For Amnesty International’s Rights in Older Age campaign with Distillery, I worked across art direction, identity and motion to help launch Age Loud, a global campaign advocating for a UN convention to protect the rights of older people. The challenge was to move away from narratives of decline and vulnerability, reframing ageing as active resistance and making older voices impossible to ignore. We created a bold, adaptable identity and multilingual logo system designed to work across borders and cultures, supported by a showreel that centred lived experience over pity. The result positioned older people as visible, vocal human rights defenders, uniting them under a clear global call to action.
For Arsenal FC’s Supporter Banners project, delivered directly with the club, I designed and produced over 150 banners and flags representing official supporter groups worldwide. Each piece was individually crafted, drawing on historic football iconography, colour and form, then photographed by hand to capture the movement and texture of real fabric. The result was a unified stadium-wide visual system that honoured Arsenal’s global supporter base while feeling bold, authentic and supporter-led inside the Emirates.
Working directly with Arsenal FC, I designed and produced a collection of 187 banners and flags representing more than 150 official supporter groups across the world. The challenge was to create a unified visual language that could celebrate the diversity of Arsenal’s global fanbase while remaining unmistakably Arsenal — authentic enough to feel supporter-led, yet bold enough to command space throughout the Emirates Stadium. Drawing on historic football iconography, colour and form, each banner was individually crafted and photographed by hand to capture the movement and texture of real fabric. The result was a stadium-wide visual identity that balanced global belonging with local pride, transforming thousands of individual supporter voices into a collective expression of the club.

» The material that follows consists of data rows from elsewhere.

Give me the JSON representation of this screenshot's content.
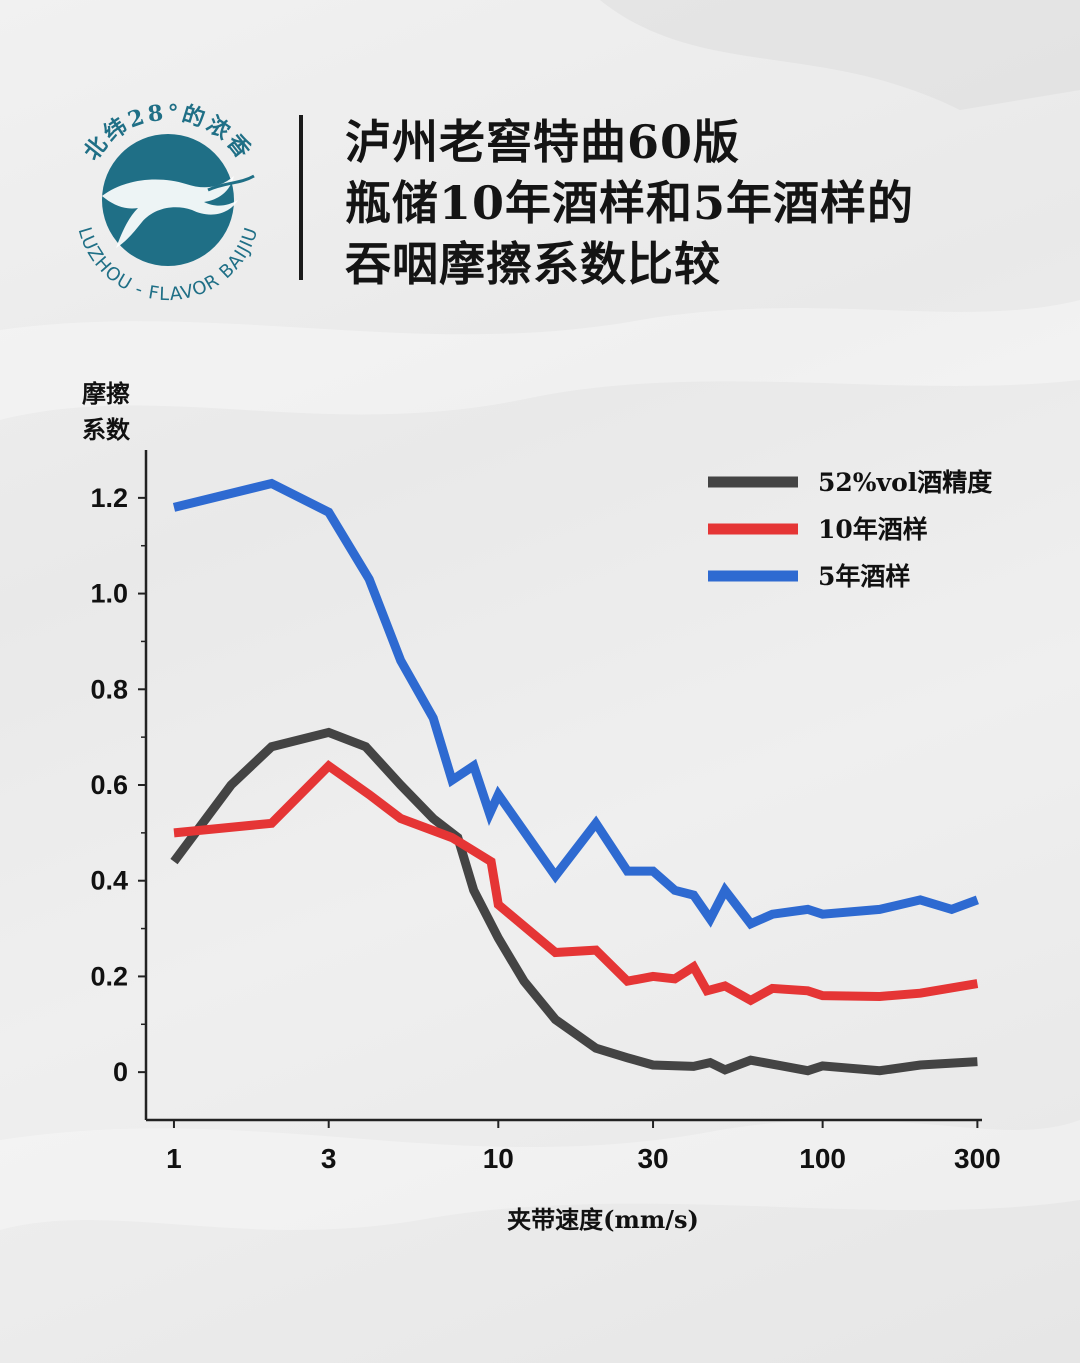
{
  "logo": {
    "top_text": "北纬28°的浓香",
    "bottom_text": "LUZHOU - FLAVOR BAIJIU",
    "color": "#1f6f86"
  },
  "title_lines": [
    "泸州老窖特曲60版",
    "瓶储10年酒样和5年酒样的",
    "吞咽摩擦系数比较"
  ],
  "chart_data": {
    "type": "line",
    "title": "泸州老窖特曲60版瓶储10年酒样和5年酒样的吞咽摩擦系数比较",
    "ylabel_lines": [
      "摩擦",
      "系数"
    ],
    "xlabel": "夹带速度(mm/s)",
    "x_scale": "log",
    "xlim": [
      0.82,
      310
    ],
    "ylim": [
      -0.1,
      1.3
    ],
    "x_ticks": [
      1,
      3,
      10,
      30,
      100,
      300
    ],
    "x_tick_labels": [
      "1",
      "3",
      "10",
      "30",
      "100",
      "300"
    ],
    "y_ticks": [
      0,
      0.2,
      0.4,
      0.6,
      0.8,
      1.0,
      1.2
    ],
    "y_tick_labels": [
      "0",
      "0.2",
      "0.4",
      "0.6",
      "0.8",
      "1.0",
      "1.2"
    ],
    "grid": false,
    "legend_position": "top-right",
    "series": [
      {
        "name": "52%vol酒精度",
        "color": "#444444",
        "points": [
          [
            1,
            0.44
          ],
          [
            1.5,
            0.6
          ],
          [
            2,
            0.68
          ],
          [
            3,
            0.71
          ],
          [
            3.9,
            0.68
          ],
          [
            5,
            0.6
          ],
          [
            6.3,
            0.53
          ],
          [
            7.5,
            0.49
          ],
          [
            8.4,
            0.38
          ],
          [
            10,
            0.28
          ],
          [
            12,
            0.19
          ],
          [
            15,
            0.11
          ],
          [
            20,
            0.05
          ],
          [
            25,
            0.03
          ],
          [
            30,
            0.015
          ],
          [
            40,
            0.012
          ],
          [
            45,
            0.02
          ],
          [
            50,
            0.005
          ],
          [
            60,
            0.025
          ],
          [
            75,
            0.013
          ],
          [
            90,
            0.003
          ],
          [
            100,
            0.013
          ],
          [
            150,
            0.003
          ],
          [
            200,
            0.015
          ],
          [
            300,
            0.022
          ]
        ]
      },
      {
        "name": "10年酒样",
        "color": "#e53535",
        "points": [
          [
            1,
            0.5
          ],
          [
            2,
            0.52
          ],
          [
            3,
            0.64
          ],
          [
            4,
            0.58
          ],
          [
            5,
            0.53
          ],
          [
            7.2,
            0.49
          ],
          [
            9.5,
            0.44
          ],
          [
            10,
            0.35
          ],
          [
            15,
            0.25
          ],
          [
            20,
            0.255
          ],
          [
            25,
            0.19
          ],
          [
            30,
            0.2
          ],
          [
            35,
            0.195
          ],
          [
            40,
            0.22
          ],
          [
            44,
            0.17
          ],
          [
            50,
            0.18
          ],
          [
            60,
            0.15
          ],
          [
            70,
            0.175
          ],
          [
            90,
            0.17
          ],
          [
            100,
            0.16
          ],
          [
            150,
            0.158
          ],
          [
            200,
            0.165
          ],
          [
            300,
            0.185
          ]
        ]
      },
      {
        "name": "5年酒样",
        "color": "#2e6ad1",
        "points": [
          [
            1,
            1.18
          ],
          [
            2,
            1.23
          ],
          [
            3,
            1.17
          ],
          [
            4,
            1.03
          ],
          [
            5,
            0.86
          ],
          [
            6.3,
            0.74
          ],
          [
            7.2,
            0.61
          ],
          [
            8.4,
            0.64
          ],
          [
            9.4,
            0.54
          ],
          [
            10,
            0.58
          ],
          [
            15,
            0.41
          ],
          [
            20,
            0.52
          ],
          [
            25,
            0.42
          ],
          [
            30,
            0.42
          ],
          [
            35,
            0.38
          ],
          [
            40,
            0.37
          ],
          [
            45,
            0.32
          ],
          [
            50,
            0.38
          ],
          [
            60,
            0.31
          ],
          [
            70,
            0.33
          ],
          [
            90,
            0.34
          ],
          [
            100,
            0.33
          ],
          [
            150,
            0.34
          ],
          [
            200,
            0.36
          ],
          [
            250,
            0.34
          ],
          [
            300,
            0.36
          ]
        ]
      }
    ]
  }
}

For BIP.credit with DentsuX, I worked across design, motion and social to help launch the world’s first cardless credit app. The challenge was to translate a sharply defined brand identity into social-first communications that could introduce a new financial behaviour without adding complexity, friction or visual noise. Working within a deliberately restrained visual system, we developed a campaign centred on reduction and focus, using minimal compositions, disciplined motion and high-contrast colour to reinforce the direct relationship between user and product. The result was a distinctive and ownable social presence that reflected the simplicity of the service itself, communicating confidence through clarity rather than explanation.

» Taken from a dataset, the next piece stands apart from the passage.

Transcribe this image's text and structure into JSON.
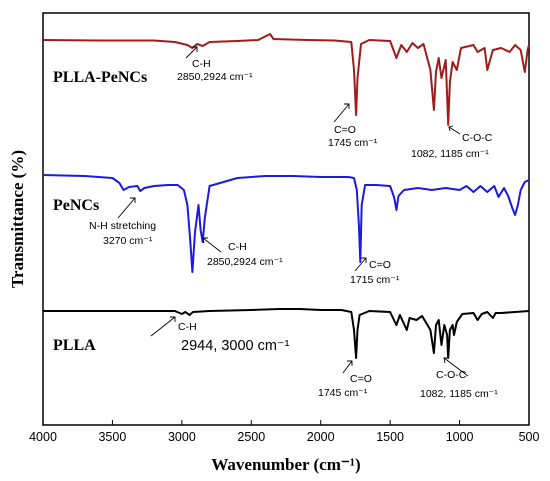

For Nokia with Grey, I worked across art direction, identity, design, motion and social to support the relaunch of the iconic Nokia 3310 alongside the release of No Time To Die. Following pandemic-related delays that disrupted the original campaign rollout, the challenge was to reintroduce a cultural icon in a way that felt relevant to a contemporary audience while aligning it with the world of Bond. We developed a live, social-first mini-series following Nomi’s mission as it unfolded across four global cities, blending newly captured footage with curated content to create a real-time narrative experience. Rather than focusing on product specifications, the Nokia 3310 was woven naturally into the story as a symbol of resilience and reliability. The result was a launch that connected nostalgia with contemporary storytelling, bringing one of the world’s most recognisable phones back into culture at the pace of social.